La pequeña localidad vizcaína de Getxo ha sido en las últimas décadas un enclave sujeto a una constante ebullición artística. Contexto en el que se inscribe el origen de la banda Trampas, que lejos de ser un nuevo brote de ese continuo microclima creativo es el resultado de la alianza entre diversos músicos, encabezados por Álvaro Real de Asúa, definidos por una destacada trayectoria previa. Un lustroso currículum, como avalan los nombres de El Inquilino Comunista, Zodiacs, Gringo o Arana, que si bien puede hacer las veces de consistentes credenciales, éstas son firmemente respaldadas por tres álbumes que tienen su continuación en el actual “Cuatro tigres”. Un álbum que sigue tendiendo la mano al indie-rock y demás géneros de distorsionada naturaleza, que perfectamente podrían significar el ADN estructural del grupo, pero que mantiene, y exponencia, esa progresión en busca de incrementar su catálogo de sonoridades con el fin último de aspirar a dar forma a un concepto, desde todas sus aristas, más sustancioso.
Dada la militancia angloparlante de la formación, la utilización de un título en castellano, de clarividente lenguaje, no es sino el mecanismo con el que subrayar la propia configuración de la banda.

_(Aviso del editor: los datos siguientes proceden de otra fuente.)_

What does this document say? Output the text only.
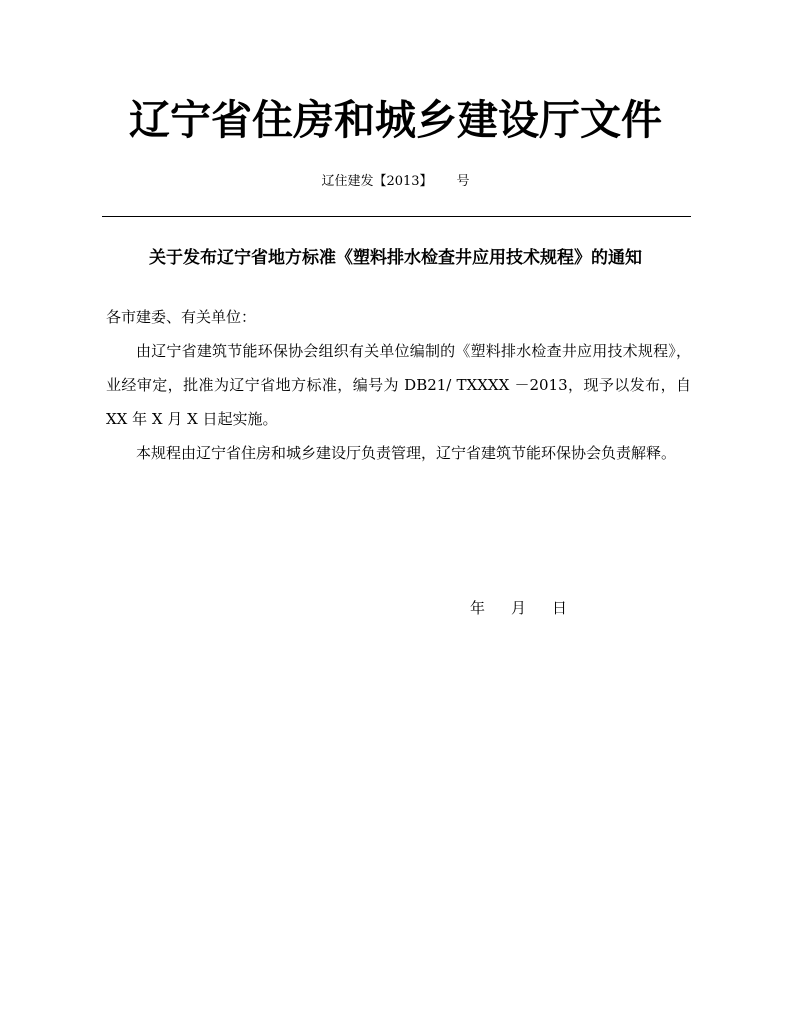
辽宁省住房和城乡建设厅文件
辽住建发【2013】 号
关于发布辽宁省地方标准《塑料排水检查井应用技术规程》的通知

各市建委、有关单位：

由辽宁省建筑节能环保协会组织有关单位编制的《塑料排水检查井应用技术规程》，业经审定，批准为辽宁省地方标准，编号为 DB21/ TXXXX －2013，现予以发布，自 XX 年 X 月 X 日起实施。

本规程由辽宁省住房和城乡建设厅负责管理，辽宁省建筑节能环保协会负责解释。

年 月 日
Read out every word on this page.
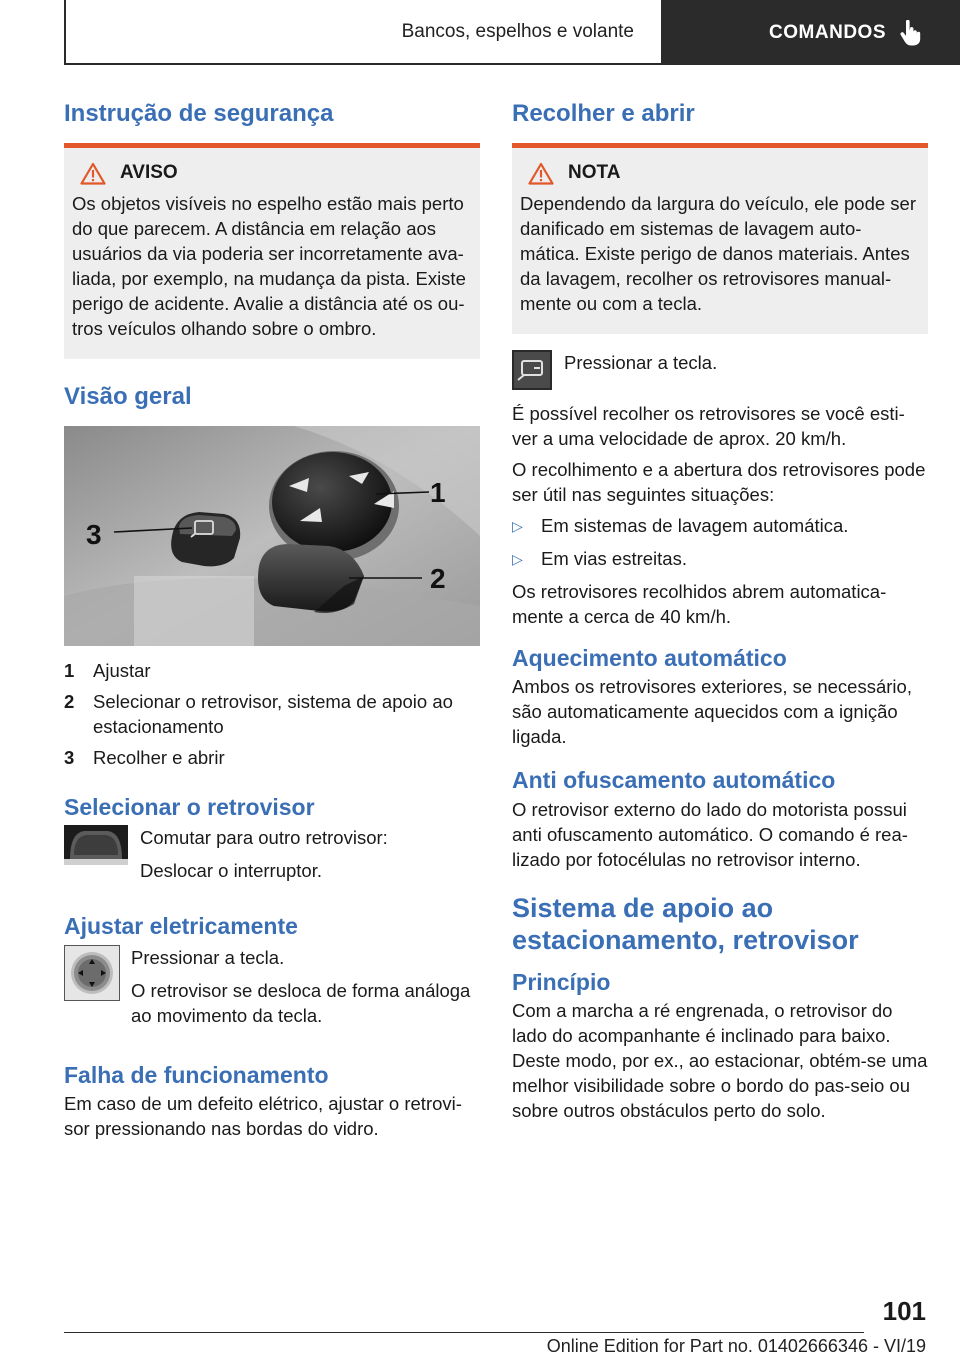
Bancos, espelhos e volante	COMANDOS
Instrução de segurança
AVISO

Os objetos visíveis no espelho estão mais perto do que parecem. A distância em relação aos usuários da via poderia ser incorretamente ava-liada, por exemplo, na mudança da pista. Existe perigo de acidente. Avalie a distância até os ou-tros veículos olhando sobre o ombro.

Visão geral
1
2
3
1	Ajustar
2	Selecionar o retrovisor, sistema de apoio ao estacionamento
3	Recolher e abrir
Selecionar o retrovisor

Comutar para outro retrovisor:

Deslocar o interruptor.

Ajustar eletricamente

Pressionar a tecla.

O retrovisor se desloca de forma análoga ao movimento da tecla.

Falha de funcionamento

Em caso de um defeito elétrico, ajustar o retrovi-sor pressionando nas bordas do vidro.

Recolher e abrir
NOTA

Dependendo da largura do veículo, ele pode ser danificado em sistemas de lavagem auto-mática. Existe perigo de danos materiais. Antes da lavagem, recolher os retrovisores manual-mente ou com a tecla.

Pressionar a tecla.

É possível recolher os retrovisores se você esti-ver a uma velocidade de aprox. 20 km/h.

O recolhimento e a abertura dos retrovisores pode ser útil nas seguintes situações:

▷ Em sistemas de lavagem automática.
▷ Em vias estreitas.

Os retrovisores recolhidos abrem automatica-mente a cerca de 40 km/h.

Aquecimento automático

Ambos os retrovisores exteriores, se necessário, são automaticamente aquecidos com a ignição ligada.

Anti ofuscamento automático

O retrovisor externo do lado do motorista possui anti ofuscamento automático. O comando é rea-lizado por fotocélulas no retrovisor interno.

Sistema de apoio ao estacionamento, retrovisor
Princípio

Com a marcha a ré engrenada, o retrovisor do lado do acompanhante é inclinado para baixo. Deste modo, por ex., ao estacionar, obtém-se uma melhor visibilidade sobre o bordo do pas-seio ou sobre outros obstáculos perto do solo.

101
Online Edition for Part no. 01402666346 - VI/19
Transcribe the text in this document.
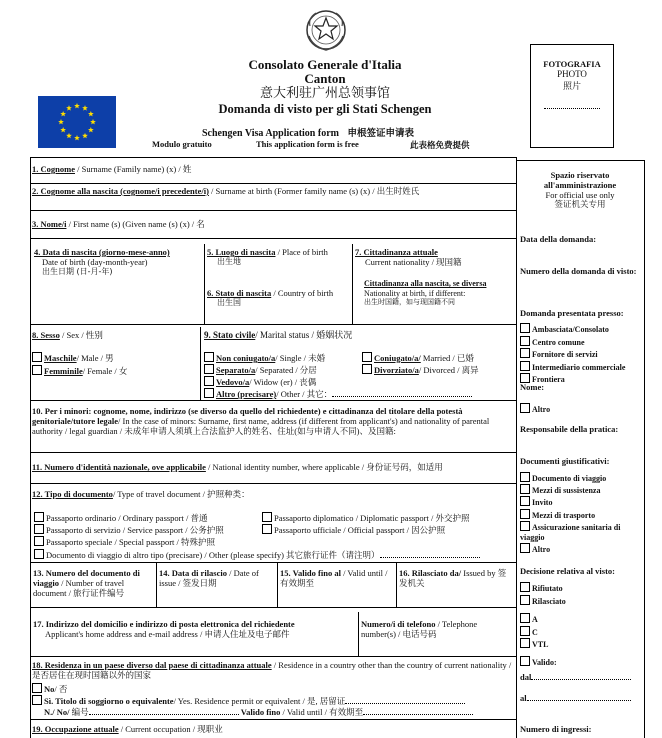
Consolato Generale d'Italia
Canton
意大利驻广州总领事馆
Domanda di visto per gli Stati Schengen
Schengen Visa Application form 申根签证申请表
Modulo gratuito	This application form is free	此表格免费提供
FOTOGRAFIA
PHOTO
照片
1. Cognome / Surname (Family name) (x) / 姓
2. Cognome alla nascita (cognome/i precedente/i) / Surname at birth (Former family name (s) (x) / 出生时姓氏
3. Nome/i / First name (s) (Given name (s) (x) / 名
4. Data di nascita (giorno-mese-anno)
Date of birth (day-month-year)
出生日期 (日-月-年)
5. Luogo di nascita / Place of birth
出生地
6. Stato di nascita / Country of birth
出生国
7. Cittadinanza attuale
Current nationality / 现国籍
Cittadinanza alla nascita, se diversa
Nationality at birth, if different:
出生时国籍，如与现国籍不同
8. Sesso / Sex / 性别
Maschile/ Male / 男
Femminile/ Female / 女
9. Stato civile/ Marital status / 婚姻状况
Non coniugato/a/ Single / 未婚	Coniugato/a/ Married / 已婚
Separato/a/ Separated / 分居	Divorziato/a/ Divorced / 离异
Vedovo/a/ Widow (er) / 丧偶
Altro (precisare)/ Other / 其它：
10. Per i minori: cognome, nome, indirizzo (se diverso da quello del richiedente) e cittadinanza del titolare della potestà genitoriale/tutore legale/ In the case of minors: Surname, first name, address (if different from applicant's) and nationality of parental authority / legal guardian / 未成年申请人须填上合法监护人的姓名、住址(如与申请人不同)、及国籍:
11. Numero d'identità nazionale, ove applicabile / National identity number, where applicable / 身份证号码，如适用
12. Tipo di documento/ Type of travel document / 护照种类：
Passaporto ordinario / Ordinary passport / 普通	Passaporto diplomatico / Diplomatic passport / 外交护照
Passaporto di servizio / Service passport / 公务护照	Passaporto ufficiale / Official passport / 因公护照
Passaporto speciale / Special passport / 特殊护照
Documento di viaggio di altro tipo (precisare) / Other (please specify) 其它旅行证件（请注明）
13. Numero del documento di viaggio / Number of travel document / 旅行证件编号
14. Data di rilascio / Date of issue / 签发日期
15. Valido fino al / Valid until / 有效期至
16. Rilasciato da/ Issued by 签发机关
17. Indirizzo del domicilio e indirizzo di posta elettronica del richiedente
Applicant's home address and e-mail address / 申请人住址及电子邮件
Numero/i di telefono / Telephone number(s) / 电话号码
18. Residenza in un paese diverso dal paese di cittadinanza attuale / Residence in a country other than the country of current nationality / 是否居住在现时国籍以外的国家
No/ 否
Sì. Titolo di soggiorno o equivalente/ Yes. Residence permit or equivalent / 是, 居留证
N./ No/ 编号	Valido fino / Valid until / 有效期至
19. Occupazione attuale / Current occupation / 现职业
Spazio riservato all'amministrazione
For official use only
签证机关专用
Data della domanda:
Numero della domanda di visto:
Domanda presentata presso:
Ambasciata/Consolato
Centro comune
Fornitore di servizi
Intermediario commerciale
Frontiera
Nome:
Altro
Responsabile della pratica:
Documenti giustificativi:
Documento di viaggio
Mezzi di sussistenza
Invito
Mezzi di trasporto
Assicurazione sanitaria di viaggio
Altro
Decisione relativa al visto:
Rifiutato
Rilasciato
A
C
VTL
Valido:
dal
al
Numero di ingressi:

Pero si de acrobáticas curiosidades se trata, haber supuesto este trabajo -mezclado por su aliado inseparable, Jonan Ordorika, - el canto de cisne para el estudio de grabación donde ha sido registrado, Grabasonic, parece jugar el papel de augurio respecto a unas canciones que en su contenido, también en su por momentos encrespada condición, se revuelven contra una decadencia social donde se acomodan con cada vez con mayor naturalidad la incertidumbre y el desánimo existencial.
Si este álbum destaca, entre otras cosas, por desplegar todo un glosario de diversos acentos musicales, al mismo tiempo logra trasladar esa versatilidad a sus textos, que pueden nacer al dictado de ácidos juegos irónicos, expresados bajo aplastantes significados o envueltos entre interpretaciones crípticas o metafísicas. Pero si hay algún elemento ambiental que guarda en común todo el disco es un reiterado -a veces expresado de forma copiosa y otras como un velo dejado caer con disimulo- tono atmosférico, metafóricamente anticipado en la portada por esas pompas de jabón que acompañan a los tigres y que acaba por convertirse en señal identificativa de la personalidad del trabajo.
Aunque no sea lo más ortodoxo a la hora de despiezar el grueso de un álbum empezar por su última canción, reside en “Can’t Live Like This” un ilustrativo compendio tanto de esos ingredientes conocidos en la banda como aquellos utilizados de forma novedosa en esta ocasión. Porque dicho tema por supuesto funciona como una oda a la distorsión, pero al mismo tiempo se hace acompañar de unos teclados, que amplían su profundidad, y de un sutil tono nostálgico dibujado con trazas de rock clásico, un matiz visible especialmente en el cariz campestre, bien impulsado por la participación de una voz femenina, de “Green Diet”, con el que se alinean junto a los representantes de esa corriente llamado Paisley Underground. Sutilezas que pese a lo que podría parecer, no quedarán opacadas, simplemente alterarán sus códigos, por la llamada furiosa de unas guitarras que llevan la denominación de origen de bandas como Dinosaur Jr. o Hüsker Dü, reproduciendo envites de golpeo directo y certero en “Searching the Word”, apelando al ruidismo de “Run Run”, invocando a su propio título a través de una descarga de energías de variable intensidad en “Hear the Thunder” o la delirante ensoñación de “They Play on”, una “oración” dedicada a todos sus referentes de las seis cuerdas.
Pero no solo de llevar hasta el máximo el volumen de los amplificadores vive Trampas; eso sería demasiado fácil, y sin que eso signifique aliviar las cuerdas de sus instrumentos, convive en “Bubble Boy”, y su claustrofóbico retrato pandémico, un manejo más elegante, en el que se podría hablar de Big Star o Teenage Fanclub, junto a un aporte onírico procedente en buena medida de la presencia de los teclados, esenciales igualmente en “Followers”, atinada sentencia contra el adocenamiento que segregan las redes sociales, en la consecución de un tono garagero plasmado entre una cadencia martilleante de riffs, los mismos que pese a desarrollar retorcidos diálogos de crudo vocabulario en “Wanna Be an Indian” resultan el paisaje de fondo para una interpretación melódica. Diferencias o alteraciones en el voltaje que solo durante un momento desparecerán por completo, espacio para dejar paso a la noctámbula e intimista “C’mon”.
Con este disco, la banda vizcaína, expande el área de acción desde el que actúa su sonido -caracterizado por ese indie-rock primigenio de corrosivo espíritu pero de harmónica implantación- hasta lograr un perímetro de extremos más afilados y ensanchar la amplitud de sus registros. Nuevas piezas para un puzzle que evidentemente ofrece una fotografía de la banda bajo una mayor gama cromática pero todavía claramente reconocible. Cuatro tigres que de esta manera demuestran estar capacitados tanto para mostrar sus uñas más afiladas que nunca como acercarse dóciles para ser acariciados, eso sin olvidar nunca que su condición felina lleva implícita el rugido como forma de comunicación.